Lower state corporate taxes attract jobs

Is your state in desperate need of jobs? A lower corporate income tax rate would attract business from other states.

Corporate tax hikes drive businesses and jobs out of state, according to a new working paper published by the National Bureau of Economic Research.

“Corporate entities reduce the number of establishments per state and the number of employees and amount of capital per plant when state tax rates increase,” researchers said. The paper was authored by Xavier Giroud, with MIT, and Joshua Rauh, with Stanford University.

Giroud and Rauh used data from the Census Bureau on 27 million businesses with interstate operations from 1977 to 2011. They accounted for changes in other state and local taxes, such as sales tax, to isolate the effect of income taxes on business activity.

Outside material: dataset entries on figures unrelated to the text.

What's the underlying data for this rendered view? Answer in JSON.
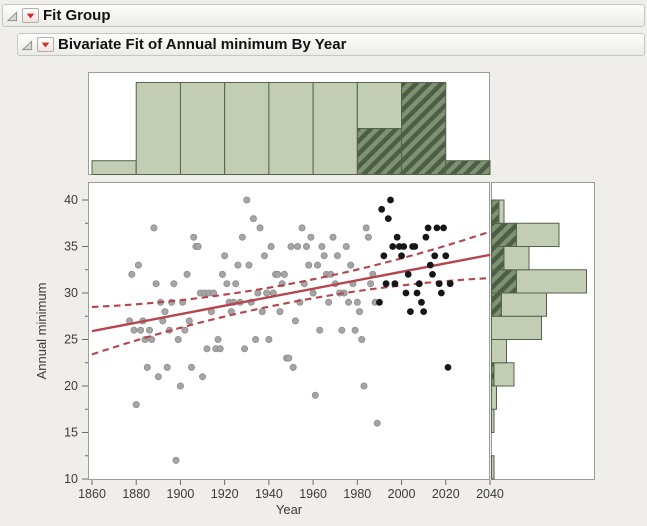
{
  "window": {
    "background": "#efeeea"
  },
  "headers": [
    {
      "label": "Fit Group"
    },
    {
      "label": "Bivariate Fit of Annual minimum By Year"
    }
  ],
  "icons": {
    "disclosure": "open-disclosure-triangle",
    "menu": "red-triangle-menu"
  },
  "colors": {
    "accent_red": "#b5444e",
    "dot_gray": "#a5a5a5",
    "dot_gray_stroke": "#8d8d8d",
    "dot_black": "#161616",
    "hist_fill": "#c3cdb4",
    "hist_stroke": "#55624d",
    "hatch_dark": "#4c5e45",
    "hatch_light": "#7e9170",
    "frame_stroke": "#9b9b98",
    "tick_stroke": "#6b6b68",
    "text": "#3b3b3b",
    "menu_triangle_red": "#cf2b27"
  },
  "chart_data": {
    "type": "scatter",
    "title": "Bivariate Fit of Annual minimum By Year",
    "xlabel": "Year",
    "ylabel": "Annual minimum",
    "xlim": [
      1858,
      2042
    ],
    "ylim": [
      10,
      42
    ],
    "x_ticks": [
      1860,
      1880,
      1900,
      1920,
      1940,
      1960,
      1980,
      2000,
      2020,
      2040
    ],
    "y_ticks": [
      10,
      15,
      20,
      25,
      30,
      35,
      40
    ],
    "y_minor_ticks": [
      12.5,
      17.5,
      22.5,
      27.5,
      32.5,
      37.5
    ],
    "grid": false,
    "legend": "none",
    "selection": {
      "year_start": 1990,
      "year_end": 2022,
      "selected_style": "black dots, hatched histogram bars"
    },
    "fit_line": {
      "x1": 1860,
      "y1": 25.9,
      "x2": 2040,
      "y2": 34.1
    },
    "ci_upper": {
      "start": [
        1860,
        28.5
      ],
      "mid": [
        1950,
        31.0
      ],
      "end": [
        2040,
        36.6
      ]
    },
    "ci_lower": {
      "start": [
        1860,
        23.4
      ],
      "mid": [
        1950,
        29.0
      ],
      "end": [
        2040,
        31.6
      ]
    },
    "top_histogram": {
      "variable": "Year",
      "first_bin": 1860,
      "bin_width": 20,
      "orientation": "vertical",
      "bins": [
        [
          1860,
          3
        ],
        [
          1880,
          20
        ],
        [
          1900,
          20
        ],
        [
          1920,
          20
        ],
        [
          1940,
          20
        ],
        [
          1960,
          20
        ],
        [
          1980,
          20
        ],
        [
          2000,
          20
        ],
        [
          2020,
          3
        ]
      ],
      "selected_bins": [
        [
          1980,
          10
        ],
        [
          2000,
          20
        ],
        [
          2020,
          3
        ]
      ]
    },
    "right_histogram": {
      "variable": "Annual minimum",
      "first_bin": 10,
      "bin_width": 2.5,
      "orientation": "horizontal"
    },
    "points": [
      [
        1877,
        27
      ],
      [
        1878,
        32
      ],
      [
        1879,
        26
      ],
      [
        1880,
        18
      ],
      [
        1881,
        33
      ],
      [
        1882,
        26
      ],
      [
        1883,
        27
      ],
      [
        1884,
        25
      ],
      [
        1885,
        22
      ],
      [
        1886,
        26
      ],
      [
        1887,
        25
      ],
      [
        1888,
        37
      ],
      [
        1889,
        31
      ],
      [
        1890,
        21
      ],
      [
        1891,
        29
      ],
      [
        1892,
        27
      ],
      [
        1893,
        28
      ],
      [
        1894,
        22
      ],
      [
        1895,
        26
      ],
      [
        1896,
        29
      ],
      [
        1897,
        31
      ],
      [
        1898,
        12
      ],
      [
        1899,
        25
      ],
      [
        1900,
        20
      ],
      [
        1901,
        29
      ],
      [
        1902,
        26
      ],
      [
        1903,
        32
      ],
      [
        1904,
        27
      ],
      [
        1905,
        22
      ],
      [
        1906,
        36
      ],
      [
        1907,
        35
      ],
      [
        1908,
        35
      ],
      [
        1909,
        30
      ],
      [
        1910,
        21
      ],
      [
        1911,
        30
      ],
      [
        1912,
        24
      ],
      [
        1913,
        30
      ],
      [
        1914,
        28
      ],
      [
        1915,
        30
      ],
      [
        1916,
        24
      ],
      [
        1917,
        25
      ],
      [
        1918,
        24
      ],
      [
        1919,
        32
      ],
      [
        1920,
        34
      ],
      [
        1921,
        31
      ],
      [
        1922,
        29
      ],
      [
        1923,
        28
      ],
      [
        1924,
        29
      ],
      [
        1925,
        31
      ],
      [
        1926,
        33
      ],
      [
        1927,
        29
      ],
      [
        1928,
        36
      ],
      [
        1929,
        24
      ],
      [
        1930,
        40
      ],
      [
        1931,
        33
      ],
      [
        1932,
        29
      ],
      [
        1933,
        38
      ],
      [
        1934,
        25
      ],
      [
        1935,
        30
      ],
      [
        1936,
        37
      ],
      [
        1937,
        28
      ],
      [
        1938,
        34
      ],
      [
        1939,
        30
      ],
      [
        1940,
        25
      ],
      [
        1941,
        35
      ],
      [
        1942,
        30
      ],
      [
        1943,
        32
      ],
      [
        1944,
        32
      ],
      [
        1945,
        28
      ],
      [
        1946,
        31
      ],
      [
        1947,
        32
      ],
      [
        1948,
        23
      ],
      [
        1949,
        23
      ],
      [
        1950,
        35
      ],
      [
        1951,
        22
      ],
      [
        1952,
        27
      ],
      [
        1953,
        35
      ],
      [
        1954,
        29
      ],
      [
        1955,
        37
      ],
      [
        1956,
        31
      ],
      [
        1957,
        35
      ],
      [
        1958,
        33
      ],
      [
        1959,
        36
      ],
      [
        1960,
        30
      ],
      [
        1961,
        19
      ],
      [
        1962,
        33
      ],
      [
        1963,
        26
      ],
      [
        1964,
        35
      ],
      [
        1965,
        34
      ],
      [
        1966,
        32
      ],
      [
        1967,
        29
      ],
      [
        1968,
        32
      ],
      [
        1969,
        36
      ],
      [
        1970,
        31
      ],
      [
        1971,
        34
      ],
      [
        1972,
        30
      ],
      [
        1973,
        26
      ],
      [
        1974,
        30
      ],
      [
        1975,
        35
      ],
      [
        1976,
        29
      ],
      [
        1977,
        33
      ],
      [
        1978,
        31
      ],
      [
        1979,
        26
      ],
      [
        1980,
        29
      ],
      [
        1981,
        28
      ],
      [
        1982,
        25
      ],
      [
        1983,
        20
      ],
      [
        1984,
        37
      ],
      [
        1985,
        36
      ],
      [
        1986,
        31
      ],
      [
        1987,
        32
      ],
      [
        1988,
        29
      ],
      [
        1989,
        16
      ],
      [
        1990,
        29
      ],
      [
        1991,
        39
      ],
      [
        1992,
        34
      ],
      [
        1993,
        31
      ],
      [
        1994,
        38
      ],
      [
        1995,
        40
      ],
      [
        1996,
        35
      ],
      [
        1997,
        31
      ],
      [
        1998,
        36
      ],
      [
        1999,
        35
      ],
      [
        2000,
        34
      ],
      [
        2001,
        35
      ],
      [
        2002,
        30
      ],
      [
        2003,
        32
      ],
      [
        2004,
        28
      ],
      [
        2005,
        35
      ],
      [
        2006,
        35
      ],
      [
        2007,
        30
      ],
      [
        2008,
        31
      ],
      [
        2009,
        29
      ],
      [
        2010,
        28
      ],
      [
        2011,
        36
      ],
      [
        2012,
        37
      ],
      [
        2013,
        33
      ],
      [
        2014,
        32
      ],
      [
        2015,
        34
      ],
      [
        2016,
        37
      ],
      [
        2017,
        31
      ],
      [
        2018,
        30
      ],
      [
        2019,
        37
      ],
      [
        2020,
        34
      ],
      [
        2021,
        22
      ],
      [
        2022,
        31
      ]
    ]
  }
}
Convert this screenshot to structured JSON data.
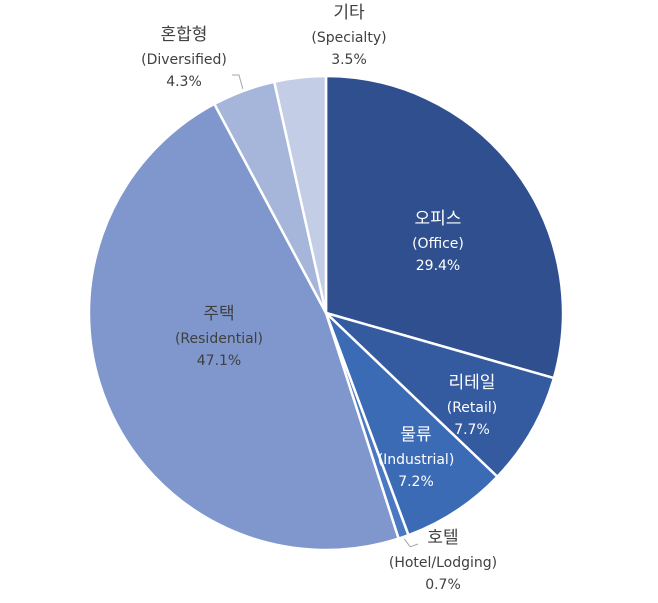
{
  "chart_data": {
    "type": "pie",
    "title": "",
    "slices": [
      {
        "ko": "오피스",
        "en": "(Office)",
        "value": 29.4,
        "pct_label": "29.4%",
        "color": "#2F4F8F",
        "text_color": "#ffffff"
      },
      {
        "ko": "리테일",
        "en": "(Retail)",
        "value": 7.7,
        "pct_label": "7.7%",
        "color": "#345BA0",
        "text_color": "#ffffff"
      },
      {
        "ko": "물류",
        "en": "(Industrial)",
        "value": 7.2,
        "pct_label": "7.2%",
        "color": "#3C6BB5",
        "text_color": "#ffffff"
      },
      {
        "ko": "호텔",
        "en": "(Hotel/Lodging)",
        "value": 0.7,
        "pct_label": "0.7%",
        "color": "#4A78C2",
        "text_color": "#404040"
      },
      {
        "ko": "주택",
        "en": "(Residential)",
        "value": 47.1,
        "pct_label": "47.1%",
        "color": "#7F97CC",
        "text_color": "#404040"
      },
      {
        "ko": "혼합형",
        "en": "(Diversified)",
        "value": 4.3,
        "pct_label": "4.3%",
        "color": "#A6B6DA",
        "text_color": "#404040"
      },
      {
        "ko": "기타",
        "en": "(Specialty)",
        "value": 3.5,
        "pct_label": "3.5%",
        "color": "#C3CDE6",
        "text_color": "#404040"
      }
    ]
  }
}
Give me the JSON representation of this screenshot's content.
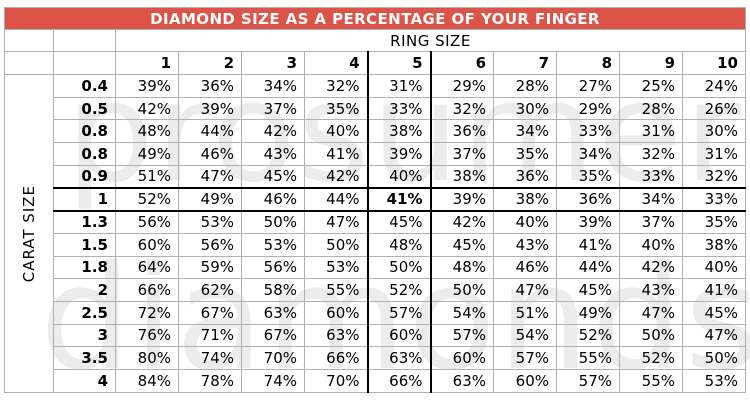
{
  "watermark": {
    "line1": "prosumer",
    "line2": "diamonds"
  },
  "colors": {
    "title_bg": "#DC5347",
    "title_text": "#FFFFFF",
    "grid_line": "#B0B0B0",
    "highlight_border": "#000000",
    "watermark_text": "rgba(0,0,0,0.075)"
  },
  "chart_data": {
    "type": "table",
    "title": "DIAMOND SIZE AS A PERCENTAGE OF YOUR FINGER",
    "col_group_label": "RING SIZE",
    "row_group_label": "CARAT SIZE",
    "unit": "%",
    "ring_sizes": [
      "1",
      "2",
      "3",
      "4",
      "5",
      "6",
      "7",
      "8",
      "9",
      "10"
    ],
    "carat_sizes": [
      "0.4",
      "0.5",
      "0.8",
      "0.8",
      "0.9",
      "1",
      "1.3",
      "1.5",
      "1.8",
      "2",
      "2.5",
      "3",
      "3.5",
      "4"
    ],
    "values": [
      [
        39,
        36,
        34,
        32,
        31,
        29,
        28,
        27,
        25,
        24
      ],
      [
        42,
        39,
        37,
        35,
        33,
        32,
        30,
        29,
        28,
        26
      ],
      [
        48,
        44,
        42,
        40,
        38,
        36,
        34,
        33,
        31,
        30
      ],
      [
        49,
        46,
        43,
        41,
        39,
        37,
        35,
        34,
        32,
        31
      ],
      [
        51,
        47,
        45,
        42,
        40,
        38,
        36,
        35,
        33,
        32
      ],
      [
        52,
        49,
        46,
        44,
        41,
        39,
        38,
        36,
        34,
        33
      ],
      [
        56,
        53,
        50,
        47,
        45,
        42,
        40,
        39,
        37,
        35
      ],
      [
        60,
        56,
        53,
        50,
        48,
        45,
        43,
        41,
        40,
        38
      ],
      [
        64,
        59,
        56,
        53,
        50,
        48,
        46,
        44,
        42,
        40
      ],
      [
        66,
        62,
        58,
        55,
        52,
        50,
        47,
        45,
        43,
        41
      ],
      [
        72,
        67,
        63,
        60,
        57,
        54,
        51,
        49,
        47,
        45
      ],
      [
        76,
        71,
        67,
        63,
        60,
        57,
        54,
        52,
        50,
        47
      ],
      [
        80,
        74,
        70,
        66,
        63,
        60,
        57,
        55,
        52,
        50
      ],
      [
        84,
        78,
        74,
        70,
        66,
        63,
        60,
        57,
        55,
        53
      ]
    ],
    "highlight": {
      "ring_size": "5",
      "carat_size": "1",
      "value": 41
    },
    "layout": {
      "grid": true,
      "highlight_style": "thick black outline on row and column, bold intersection cell"
    }
  }
}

Importantly, Giroud and Rauh found changes in business activity occurred after tax changes, showing that changes were not simply following earlier trends. “Responses begin upon implementation of the tax policy, and we find no evidence of trends prior to the treatment,” they wrote.

Iowa has the highest corporate income tax rates in the nation. Businesses there pay 12 percent tax on every dollar earned over $250,000.

According to the Tax Foundation, three states collect no corporate income tax: Nevada, South Dakota and Wyoming. Three others collect a gross receipts tax that isn’t technically a corporate income tax but still hits businesses: Ohio, Texas and Washington.

Businesses in the United States already have to face a federal corporate income tax rate of more than 39 percent, the highest in the developed world.